Three simple words

The power of the tongue is obvious to anyone who can utter words. It is easy for us to hurl verbal grenades at one another for the purpose of destroying them. But it is possible for our words to encourage, strengthen, build, comfort, and show care for others as well. How important it is for us to learn to speak those kinds of words, rather than harmfi-love-youul, destructive, and bitter words.

How often do you speak positive words to your family? Your spouse? Your children? Particularly, how often do the words “I love you” come from your lips to their ears? Those three simple words can do so much. If they are spoken out of obligation and duty, they do not mean as much as when spoken from a heart of love.

Your spouse needs to hear those words regularly and often.

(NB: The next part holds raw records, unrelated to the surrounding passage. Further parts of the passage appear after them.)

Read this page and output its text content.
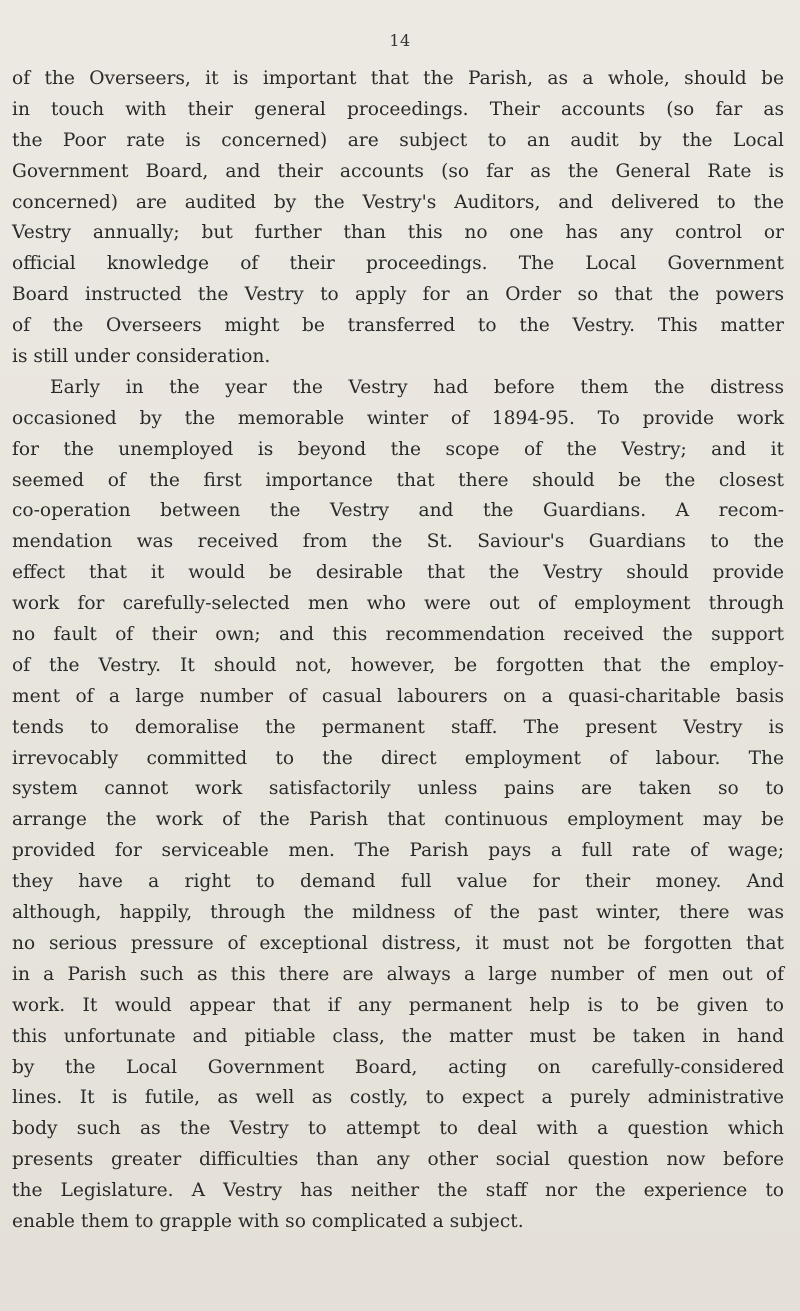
14
of the Overseers, it is important that the Parish, as a whole, should be
in touch with their general proceedings. Their accounts (so far as
the Poor rate is concerned) are subject to an audit by the Local
Government Board, and their accounts (so far as the General Rate is
concerned) are audited by the Vestry's Auditors, and delivered to the
Vestry annually; but further than this no one has any control or
official knowledge of their proceedings. The Local Government
Board instructed the Vestry to apply for an Order so that the powers
of the Overseers might be transferred to the Vestry. This matter
is still under consideration.
Early in the year the Vestry had before them the distress
occasioned by the memorable winter of 1894-95. To provide work
for the unemployed is beyond the scope of the Vestry; and it
seemed of the first importance that there should be the closest
co-operation between the Vestry and the Guardians. A recom-
mendation was received from the St. Saviour's Guardians to the
effect that it would be desirable that the Vestry should provide
work for carefully-selected men who were out of employment through
no fault of their own; and this recommendation received the support
of the Vestry. It should not, however, be forgotten that the employ-
ment of a large number of casual labourers on a quasi-charitable basis
tends to demoralise the permanent staff. The present Vestry is
irrevocably committed to the direct employment of labour. The
system cannot work satisfactorily unless pains are taken so to
arrange the work of the Parish that continuous employment may be
provided for serviceable men. The Parish pays a full rate of wage;
they have a right to demand full value for their money. And
although, happily, through the mildness of the past winter, there was
no serious pressure of exceptional distress, it must not be forgotten that
in a Parish such as this there are always a large number of men out of
work. It would appear that if any permanent help is to be given to
this unfortunate and pitiable class, the matter must be taken in hand
by the Local Government Board, acting on carefully-considered
lines. It is futile, as well as costly, to expect a purely administrative
body such as the Vestry to attempt to deal with a question which
presents greater difficulties than any other social question now before
the Legislature. A Vestry has neither the staff nor the experience to
enable them to grapple with so complicated a subject.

Speaking the words to them is just as much of a choice as the love itself is. You must not assume that your spouse is assured of your love. They may be, but your vocal expression of that love should be part of your normal daily routine.

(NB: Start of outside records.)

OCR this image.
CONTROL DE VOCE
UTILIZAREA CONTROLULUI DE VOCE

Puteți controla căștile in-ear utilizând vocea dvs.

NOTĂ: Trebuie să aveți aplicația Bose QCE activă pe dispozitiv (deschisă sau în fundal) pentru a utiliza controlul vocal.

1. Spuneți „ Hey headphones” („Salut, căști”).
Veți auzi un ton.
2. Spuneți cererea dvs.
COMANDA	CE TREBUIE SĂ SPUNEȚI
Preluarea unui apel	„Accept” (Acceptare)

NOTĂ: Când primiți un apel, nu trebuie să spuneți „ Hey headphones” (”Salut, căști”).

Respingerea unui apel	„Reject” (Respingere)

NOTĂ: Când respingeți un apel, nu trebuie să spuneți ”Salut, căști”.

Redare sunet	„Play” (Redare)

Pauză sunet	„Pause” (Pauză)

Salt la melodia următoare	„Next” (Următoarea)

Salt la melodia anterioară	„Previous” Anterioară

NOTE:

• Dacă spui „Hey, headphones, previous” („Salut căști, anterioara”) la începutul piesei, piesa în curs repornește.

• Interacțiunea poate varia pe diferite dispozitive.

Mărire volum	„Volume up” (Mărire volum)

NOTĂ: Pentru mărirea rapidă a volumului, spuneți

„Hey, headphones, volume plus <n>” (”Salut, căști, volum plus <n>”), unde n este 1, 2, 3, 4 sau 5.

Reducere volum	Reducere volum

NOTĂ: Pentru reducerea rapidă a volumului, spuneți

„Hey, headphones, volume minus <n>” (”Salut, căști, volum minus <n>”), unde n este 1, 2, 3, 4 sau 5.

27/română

Your children need to hear these words. For their young minds, those words give affirmation, comfort, and security. Those important words should not only be the last words you say to them before they fall asleep, but words that are spoken to them throughout the day, spontaneously, and from a heart of love.

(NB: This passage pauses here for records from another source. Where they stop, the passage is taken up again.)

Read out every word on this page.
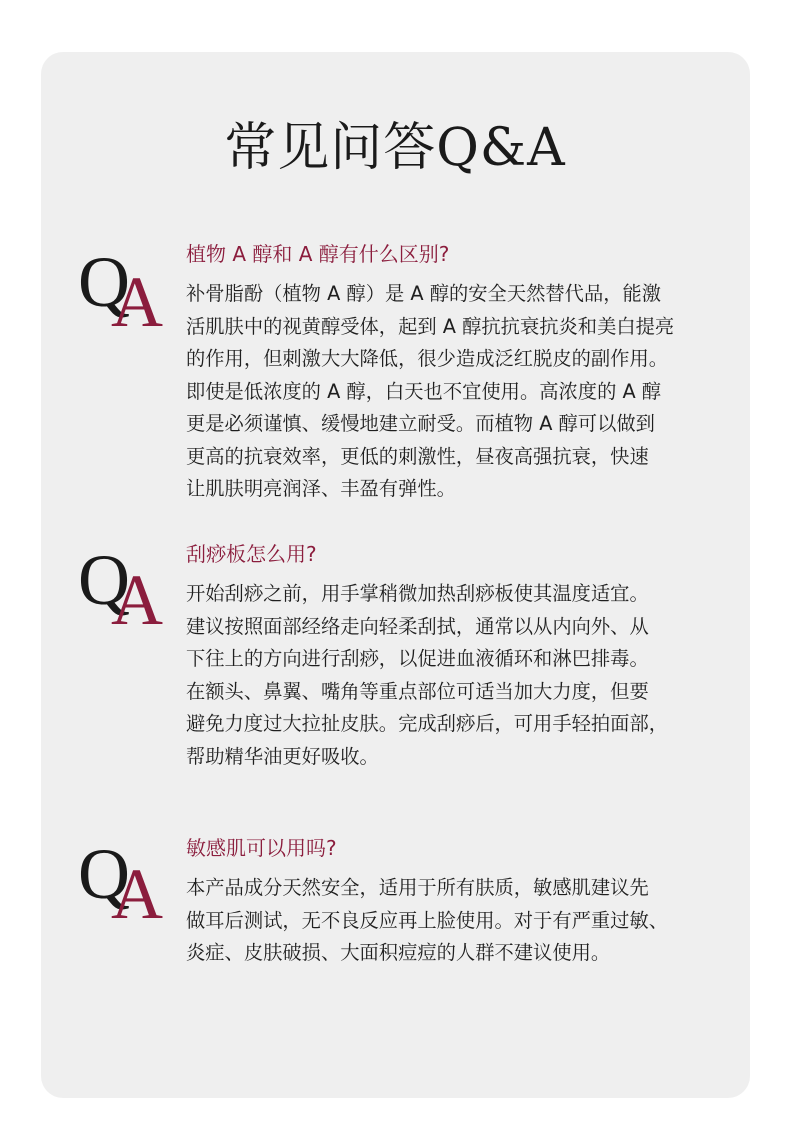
常见问答Q&A
Q
A
植物 A 醇和 A 醇有什么区别?
补骨脂酚（植物 A 醇）是 A 醇的安全天然替代品，能激
活肌肤中的视黄醇受体，起到 A 醇抗抗衰抗炎和美白提亮
的作用，但刺激大大降低，很少造成泛红脱皮的副作用。
即使是低浓度的 A 醇，白天也不宜使用。高浓度的 A 醇
更是必须谨慎、缓慢地建立耐受。而植物 A 醇可以做到
更高的抗衰效率，更低的刺激性，昼夜高强抗衰，快速
让肌肤明亮润泽、丰盈有弹性。
Q
A
刮痧板怎么用?
开始刮痧之前，用手掌稍微加热刮痧板使其温度适宜。
建议按照面部经络走向轻柔刮拭，通常以从内向外、从
下往上的方向进行刮痧，以促进血液循环和淋巴排毒。
在额头、鼻翼、嘴角等重点部位可适当加大力度，但要
避免力度过大拉扯皮肤。完成刮痧后，可用手轻拍面部，
帮助精华油更好吸收。
Q
A
敏感肌可以用吗?
本产品成分天然安全，适用于所有肤质，敏感肌建议先
做耳后测试，无不良反应再上脸使用。对于有严重过敏、
炎症、皮肤破损、大面积痘痘的人群不建议使用。
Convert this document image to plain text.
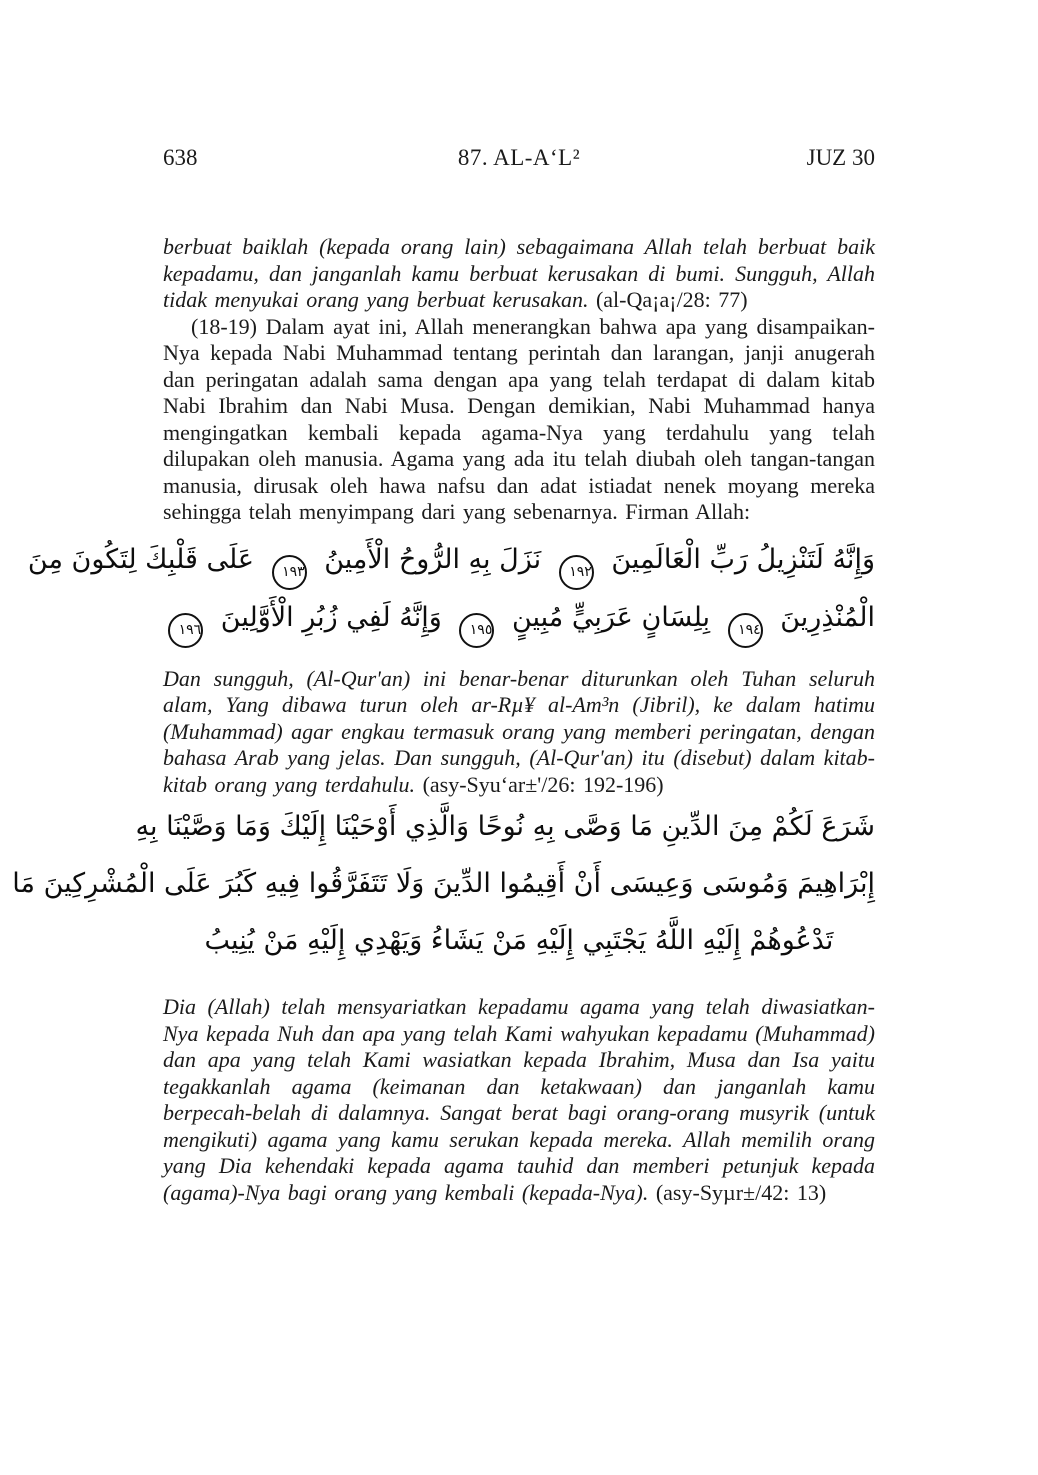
638	87. AL-A‘L²	JUZ 30

berbuat baiklah (kepada orang lain) sebagaimana Allah telah berbuat baik kepadamu, dan janganlah kamu berbuat kerusakan di bumi. Sungguh, Allah tidak menyukai orang yang berbuat kerusakan. (al-Qa¡a¡/28: 77)

(18-19) Dalam ayat ini, Allah menerangkan bahwa apa yang disampaikan-Nya kepada Nabi Muhammad tentang perintah dan larangan, janji anugerah dan peringatan adalah sama dengan apa yang telah terdapat di dalam kitab Nabi Ibrahim dan Nabi Musa. Dengan demikian, Nabi Muhammad hanya mengingatkan kembali kepada agama-Nya yang terdahulu yang telah dilupakan oleh manusia. Agama yang ada itu telah diubah oleh tangan-tangan manusia, dirusak oleh hawa nafsu dan adat istiadat nenek moyang mereka sehingga telah menyimpang dari yang sebenarnya. Firman Allah:

وَإِنَّهُ لَتَنْزِيلُ رَبِّ الْعَالَمِينَ ١٩٢ نَزَلَ بِهِ الرُّوحُ الْأَمِينُ ١٩٣ عَلَى قَلْبِكَ لِتَكُونَ مِنَ
الْمُنْذِرِينَ ١٩٤ بِلِسَانٍ عَرَبِيٍّ مُبِينٍ ١٩٥ وَإِنَّهُ لَفِي زُبُرِ الْأَوَّلِينَ ١٩٦

Dan sungguh, (Al-Qur'an) ini benar-benar diturunkan oleh Tuhan seluruh alam, Yang dibawa turun oleh ar-Rµ¥ al-Am³n (Jibril), ke dalam hatimu (Muhammad) agar engkau termasuk orang yang memberi peringatan, dengan bahasa Arab yang jelas. Dan sungguh, (Al-Qur'an) itu (disebut) dalam kitab-kitab orang yang terdahulu. (asy-Syu‘ar±'/26: 192-196)

شَرَعَ لَكُمْ مِنَ الدِّينِ مَا وَصَّى بِهِ نُوحًا وَالَّذِي أَوْحَيْنَا إِلَيْكَ وَمَا وَصَّيْنَا بِهِ
إِبْرَاهِيمَ وَمُوسَى وَعِيسَى أَنْ أَقِيمُوا الدِّينَ وَلَا تَتَفَرَّقُوا فِيهِ كَبُرَ عَلَى الْمُشْرِكِينَ مَا
تَدْعُوهُمْ إِلَيْهِ اللَّهُ يَجْتَبِي إِلَيْهِ مَنْ يَشَاءُ وَيَهْدِي إِلَيْهِ مَنْ يُنِيبُ

Dia (Allah) telah mensyariatkan kepadamu agama yang telah diwasiatkan-Nya kepada Nuh dan apa yang telah Kami wahyukan kepadamu (Muhammad) dan apa yang telah Kami wasiatkan kepada Ibrahim, Musa dan Isa yaitu tegakkanlah agama (keimanan dan ketakwaan) dan janganlah kamu berpecah-belah di dalamnya. Sangat berat bagi orang-orang musyrik (untuk mengikuti) agama yang kamu serukan kepada mereka. Allah memilih orang yang Dia kehendaki kepada agama tauhid dan memberi petunjuk kepada (agama)-Nya bagi orang yang kembali (kepada-Nya). (asy-Syµr±/42: 13)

When your children hear you speak loving words to your spouse, that will also buttress them and strengthen them. They may think that your being “mushy-gushy” is gross, but they will never forget your love for each other. It will teach them about godly love as well.

How can we be loving people, even to the unlovely and unlovable? Because of God’s willing choice to set His love upon us, who are ugly, rebellious, sinful, and depraved. Yet in Jesus Christ, God demonstrated His love for us, and therefore we ought also to love one another.

While so much more could be said, let me issue a challenge. I challenge you to verbally say “I love you” to your spouse, whether you think they deserve it or not, three times a day. For some that may be easy to do, but for others it may not. I further challenge you to say those same words to your children at least three times a day, spontaneously throughout the day. Saying the words ought not be done out of mere duty. You may need to pray for God’s grace to say those difficult words to someone. But those three words are words we ought to say.

Let’s create a loving home environment. Don’t expect anything in return. Just choose to love your family, as God has chosen to love you.

Three simple words. Very important words. Who will take the challenge?